Radulescu received the 2011 Outstanding Faculty Award from the State Council of Higher Education for Virginia. Radulescu also published thirteen non-fiction books, edited and co-edited collections on topics ranging from the tragic heroine in western literature to feminist comedy, to studies of exile literature to theater of war and exile, and two collections of original plays. Two of her plays, Exile Is My Home and The Town with Very Nice People were runners up for the Jane Chambers Playwriting award in 2012 and 2013, respectively.
Radulescu recently published a volume of selected plays titled Exile Is My Home. Four Plays by Domnica Radulescu.
Radulescu is the founding director of the National Symposium of Theater in Academe and is twice a Fulbright scholar.
Th eaward-winning British playwright Julia Pascal said the following about Radulescu's theater in her Preface to Radulescu's recent volume of plays:
"Radulescu’s writing sits within the larger canon of European exiles. Her sister writers are Eva Hoffman, Marianne Hirsch, Nadine Fresco – all carry the Old Country on their backs and wrestle with the history of statelessness, abandon and loss. But Hoffman, Hirsch and Fresco are not playwrights and so how can Radulescu’s work be framed? Or can it be? It would be easy to see Radulescu as the literary great granddaughter of her fellow Romanian playwright Eugène Ionescu and particularly in regard to his play Rhinoceros. But Radulescu’s feminist vision adds another level of politics as well as that of her anti-fascism. Her plays are profoundly philosophical anti-authoritarian feminist narratives that out-Ionesco Ionesco in their theatricality."

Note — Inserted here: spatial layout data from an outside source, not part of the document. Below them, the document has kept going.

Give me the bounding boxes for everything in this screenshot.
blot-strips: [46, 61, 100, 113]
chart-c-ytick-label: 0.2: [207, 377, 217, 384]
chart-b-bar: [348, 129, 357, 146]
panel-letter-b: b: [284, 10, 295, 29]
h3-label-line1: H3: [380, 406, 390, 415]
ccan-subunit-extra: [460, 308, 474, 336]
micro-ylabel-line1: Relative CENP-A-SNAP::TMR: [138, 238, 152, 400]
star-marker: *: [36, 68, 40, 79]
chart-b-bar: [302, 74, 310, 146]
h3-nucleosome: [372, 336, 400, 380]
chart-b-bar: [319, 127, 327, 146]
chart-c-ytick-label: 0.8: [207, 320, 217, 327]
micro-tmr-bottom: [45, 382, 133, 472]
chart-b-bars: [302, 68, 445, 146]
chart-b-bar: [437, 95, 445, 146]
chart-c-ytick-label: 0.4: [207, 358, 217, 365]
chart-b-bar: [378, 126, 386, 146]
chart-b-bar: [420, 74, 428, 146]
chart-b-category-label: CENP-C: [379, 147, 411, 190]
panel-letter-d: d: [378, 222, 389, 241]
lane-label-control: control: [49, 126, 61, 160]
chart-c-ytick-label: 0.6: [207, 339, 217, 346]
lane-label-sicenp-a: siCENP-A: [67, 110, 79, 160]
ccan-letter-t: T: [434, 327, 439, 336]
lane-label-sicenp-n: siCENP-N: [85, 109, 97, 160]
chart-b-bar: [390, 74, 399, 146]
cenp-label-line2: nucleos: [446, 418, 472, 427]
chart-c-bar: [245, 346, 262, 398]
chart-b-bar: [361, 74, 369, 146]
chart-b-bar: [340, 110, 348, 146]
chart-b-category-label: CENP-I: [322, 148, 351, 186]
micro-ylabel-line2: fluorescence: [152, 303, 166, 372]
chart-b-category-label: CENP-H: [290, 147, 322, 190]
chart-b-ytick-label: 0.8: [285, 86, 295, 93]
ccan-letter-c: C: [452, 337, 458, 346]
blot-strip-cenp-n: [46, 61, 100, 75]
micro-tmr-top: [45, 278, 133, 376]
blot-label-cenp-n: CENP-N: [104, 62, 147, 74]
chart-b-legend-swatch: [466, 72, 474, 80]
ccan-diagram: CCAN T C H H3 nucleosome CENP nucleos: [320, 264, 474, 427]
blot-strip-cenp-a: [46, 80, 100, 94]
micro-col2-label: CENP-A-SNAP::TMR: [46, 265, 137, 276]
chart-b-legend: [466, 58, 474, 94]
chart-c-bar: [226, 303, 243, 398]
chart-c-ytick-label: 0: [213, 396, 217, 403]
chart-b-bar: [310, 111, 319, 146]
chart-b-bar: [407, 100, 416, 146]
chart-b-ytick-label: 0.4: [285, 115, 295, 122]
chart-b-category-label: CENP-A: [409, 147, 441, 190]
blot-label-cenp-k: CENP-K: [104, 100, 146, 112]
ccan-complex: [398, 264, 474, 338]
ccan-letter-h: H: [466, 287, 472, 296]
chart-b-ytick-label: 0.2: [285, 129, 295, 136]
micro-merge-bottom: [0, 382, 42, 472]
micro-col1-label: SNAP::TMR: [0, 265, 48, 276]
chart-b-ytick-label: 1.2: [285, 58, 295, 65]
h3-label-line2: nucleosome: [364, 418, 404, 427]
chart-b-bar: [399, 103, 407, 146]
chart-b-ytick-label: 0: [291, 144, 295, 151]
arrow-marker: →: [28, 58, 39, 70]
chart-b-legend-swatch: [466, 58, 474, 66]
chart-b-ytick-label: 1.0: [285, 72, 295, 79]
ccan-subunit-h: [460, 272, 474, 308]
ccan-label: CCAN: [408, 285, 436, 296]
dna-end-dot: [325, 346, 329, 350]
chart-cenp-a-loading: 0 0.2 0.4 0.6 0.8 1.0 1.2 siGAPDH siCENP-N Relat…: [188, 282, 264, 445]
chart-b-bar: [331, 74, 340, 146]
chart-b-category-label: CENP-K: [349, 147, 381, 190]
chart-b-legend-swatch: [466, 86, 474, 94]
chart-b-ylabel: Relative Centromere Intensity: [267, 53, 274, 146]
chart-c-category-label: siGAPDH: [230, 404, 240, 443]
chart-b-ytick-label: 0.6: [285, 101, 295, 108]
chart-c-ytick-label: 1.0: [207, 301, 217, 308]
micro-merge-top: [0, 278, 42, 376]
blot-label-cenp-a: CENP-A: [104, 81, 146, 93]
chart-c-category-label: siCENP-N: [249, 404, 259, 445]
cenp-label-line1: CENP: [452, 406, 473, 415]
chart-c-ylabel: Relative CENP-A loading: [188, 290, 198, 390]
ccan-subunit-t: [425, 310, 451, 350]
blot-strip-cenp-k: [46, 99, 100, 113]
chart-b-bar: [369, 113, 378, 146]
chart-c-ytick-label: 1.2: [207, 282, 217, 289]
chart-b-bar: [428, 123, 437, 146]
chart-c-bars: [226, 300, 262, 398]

The award-winning Australian American playwright Cristine Evans said the following about Radulescu's theater in the Intorudction to her volume of plays:
"Domnica Radulescu is a writer of radical imagination and heart with the signature clownish melancholy of the Eastern European exile, who knows in her bones that countries, memories, and the lived sense of home, precariously anchored through the everyday, can burn away in any moment. While often very funny, hers are savage plays that refuse the peculiarly American obsession with uplifting endings. All the more reason, then, to treasure this unique collection, which allows the reader to stage Radulescu’s wild, comical, obscene and tragic plays in that secret landscape, the theatre of the mind."